The U.S. Food and Drug Administration has revoked a tentative approval for Ranbaxy Laboratories to make a cheap copy of AstraZeneca’s heartburn drug Nexium, after its Indian plants were banned over quality control issues.
The FDA has also stripped Ranbaxy of tentative approval and six-month exclusivity for a copy of Roche’s antiviral Valcyte, a fresh blow to the Indian company that has been hit by a raft of regulatory bans over poor production quality.

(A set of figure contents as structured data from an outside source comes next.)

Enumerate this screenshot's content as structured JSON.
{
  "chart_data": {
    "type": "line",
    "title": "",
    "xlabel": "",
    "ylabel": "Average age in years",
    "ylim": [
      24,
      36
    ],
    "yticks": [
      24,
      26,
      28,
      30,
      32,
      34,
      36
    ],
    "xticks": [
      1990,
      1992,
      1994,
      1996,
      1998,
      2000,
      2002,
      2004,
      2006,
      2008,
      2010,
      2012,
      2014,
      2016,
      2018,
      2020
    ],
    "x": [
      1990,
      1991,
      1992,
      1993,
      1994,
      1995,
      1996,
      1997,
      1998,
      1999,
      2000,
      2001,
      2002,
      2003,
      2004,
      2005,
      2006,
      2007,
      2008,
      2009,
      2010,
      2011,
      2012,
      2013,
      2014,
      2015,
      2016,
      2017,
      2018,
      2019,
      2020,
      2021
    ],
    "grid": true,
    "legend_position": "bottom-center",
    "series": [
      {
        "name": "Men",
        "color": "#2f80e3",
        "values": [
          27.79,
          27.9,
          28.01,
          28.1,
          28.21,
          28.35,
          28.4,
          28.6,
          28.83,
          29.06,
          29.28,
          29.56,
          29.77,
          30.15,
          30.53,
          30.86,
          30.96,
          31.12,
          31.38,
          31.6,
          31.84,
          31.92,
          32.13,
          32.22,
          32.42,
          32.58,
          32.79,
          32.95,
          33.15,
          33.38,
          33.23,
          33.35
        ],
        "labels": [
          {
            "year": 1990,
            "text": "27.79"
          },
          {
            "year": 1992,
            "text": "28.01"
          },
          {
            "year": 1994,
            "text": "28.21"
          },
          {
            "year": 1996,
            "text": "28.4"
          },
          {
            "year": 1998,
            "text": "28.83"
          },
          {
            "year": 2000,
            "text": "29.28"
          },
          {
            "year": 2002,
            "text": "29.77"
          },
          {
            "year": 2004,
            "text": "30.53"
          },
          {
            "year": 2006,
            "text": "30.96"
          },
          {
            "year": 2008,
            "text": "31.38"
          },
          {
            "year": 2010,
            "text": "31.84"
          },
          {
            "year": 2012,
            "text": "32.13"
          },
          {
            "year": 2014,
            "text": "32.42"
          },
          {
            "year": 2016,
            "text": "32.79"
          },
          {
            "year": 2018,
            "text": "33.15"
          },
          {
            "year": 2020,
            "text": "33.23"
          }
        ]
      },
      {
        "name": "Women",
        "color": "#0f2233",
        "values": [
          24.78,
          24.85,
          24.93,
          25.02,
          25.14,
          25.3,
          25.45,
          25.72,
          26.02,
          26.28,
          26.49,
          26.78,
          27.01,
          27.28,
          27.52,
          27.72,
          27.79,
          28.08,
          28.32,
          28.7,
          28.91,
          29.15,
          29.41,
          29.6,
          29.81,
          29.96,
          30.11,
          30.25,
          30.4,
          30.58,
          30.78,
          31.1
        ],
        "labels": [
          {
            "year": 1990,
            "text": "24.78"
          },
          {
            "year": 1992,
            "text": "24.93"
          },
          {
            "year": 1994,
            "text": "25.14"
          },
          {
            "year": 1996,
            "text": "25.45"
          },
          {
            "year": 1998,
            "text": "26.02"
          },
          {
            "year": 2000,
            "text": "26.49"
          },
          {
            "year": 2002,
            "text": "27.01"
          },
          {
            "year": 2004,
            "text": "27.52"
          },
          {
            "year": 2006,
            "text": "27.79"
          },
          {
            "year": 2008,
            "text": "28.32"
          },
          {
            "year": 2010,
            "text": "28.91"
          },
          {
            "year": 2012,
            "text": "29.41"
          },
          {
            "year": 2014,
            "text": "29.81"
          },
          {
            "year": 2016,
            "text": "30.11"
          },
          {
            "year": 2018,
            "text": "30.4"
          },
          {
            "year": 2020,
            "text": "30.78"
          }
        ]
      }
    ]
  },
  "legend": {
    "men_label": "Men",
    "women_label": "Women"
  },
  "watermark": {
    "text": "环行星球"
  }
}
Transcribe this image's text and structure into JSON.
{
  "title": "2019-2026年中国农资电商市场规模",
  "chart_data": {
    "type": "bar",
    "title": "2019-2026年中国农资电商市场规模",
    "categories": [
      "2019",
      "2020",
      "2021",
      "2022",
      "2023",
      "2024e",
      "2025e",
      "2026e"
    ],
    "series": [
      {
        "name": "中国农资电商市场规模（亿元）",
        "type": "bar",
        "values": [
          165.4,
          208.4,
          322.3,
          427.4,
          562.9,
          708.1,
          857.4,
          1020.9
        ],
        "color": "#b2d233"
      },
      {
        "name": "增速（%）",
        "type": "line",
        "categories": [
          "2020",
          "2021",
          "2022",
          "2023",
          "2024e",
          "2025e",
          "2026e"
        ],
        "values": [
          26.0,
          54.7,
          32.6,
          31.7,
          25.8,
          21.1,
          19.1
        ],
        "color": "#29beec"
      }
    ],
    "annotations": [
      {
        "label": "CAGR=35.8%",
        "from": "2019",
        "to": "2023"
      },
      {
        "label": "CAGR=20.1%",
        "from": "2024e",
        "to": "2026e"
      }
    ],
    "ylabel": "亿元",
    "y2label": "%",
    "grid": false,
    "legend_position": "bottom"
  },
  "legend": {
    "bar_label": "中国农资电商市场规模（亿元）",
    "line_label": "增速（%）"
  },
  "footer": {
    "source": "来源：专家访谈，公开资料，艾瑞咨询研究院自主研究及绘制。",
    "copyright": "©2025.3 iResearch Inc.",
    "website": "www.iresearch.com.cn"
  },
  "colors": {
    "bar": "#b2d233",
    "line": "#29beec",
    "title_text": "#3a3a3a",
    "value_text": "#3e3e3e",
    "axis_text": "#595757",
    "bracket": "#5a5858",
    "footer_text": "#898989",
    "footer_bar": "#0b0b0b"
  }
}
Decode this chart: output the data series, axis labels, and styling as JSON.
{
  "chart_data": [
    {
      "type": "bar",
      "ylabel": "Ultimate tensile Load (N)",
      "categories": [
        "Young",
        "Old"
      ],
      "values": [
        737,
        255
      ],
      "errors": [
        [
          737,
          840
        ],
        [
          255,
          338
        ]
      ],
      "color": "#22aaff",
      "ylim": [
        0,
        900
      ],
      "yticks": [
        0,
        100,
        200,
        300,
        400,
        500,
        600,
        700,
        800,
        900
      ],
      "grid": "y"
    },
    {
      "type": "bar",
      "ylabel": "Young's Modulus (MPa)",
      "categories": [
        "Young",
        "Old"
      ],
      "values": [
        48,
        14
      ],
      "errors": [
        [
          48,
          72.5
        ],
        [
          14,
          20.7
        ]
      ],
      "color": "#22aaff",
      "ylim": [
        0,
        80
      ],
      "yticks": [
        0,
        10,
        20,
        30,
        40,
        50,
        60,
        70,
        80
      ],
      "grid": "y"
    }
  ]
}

The U.S. regulator has banned all of Ranbaxy’s India-based plants under a wider scrutiny of the country’s $15 billion pharmaceutical industry, which is the largest supplier of generic medicines to the United States. Ranbaxy was the first company to receive tentative approvals to launch the cheaper copies of the two drugs in 2008, making it eligible to exclusively market the medicines for six months — a huge revenue generating opportunity.
The launch of Nexium and Valcyte generics had been awaiting final approval from the FDA. That was delayed as Ranbaxy struggled to resolve quality control issues at its drug manufacturing plants.
Ranbaxy said in a statement on Thursday that the FDA informed the company that the regulator’s original decisions granting tentative approval were “in error because of the compliance status of the facilities’’ mentioned in the applications. The FDA also told the Indian drugmaker there were no ‘data integrity issues’ related to the company’s filings for the two drugs, Ranbaxy said. The company did not elaborate and a spokesman did not respond to a mail seeking comment. “Ranbaxy is disappointed with this development and is actively evaluating all available options to preserve its rights,” the company said.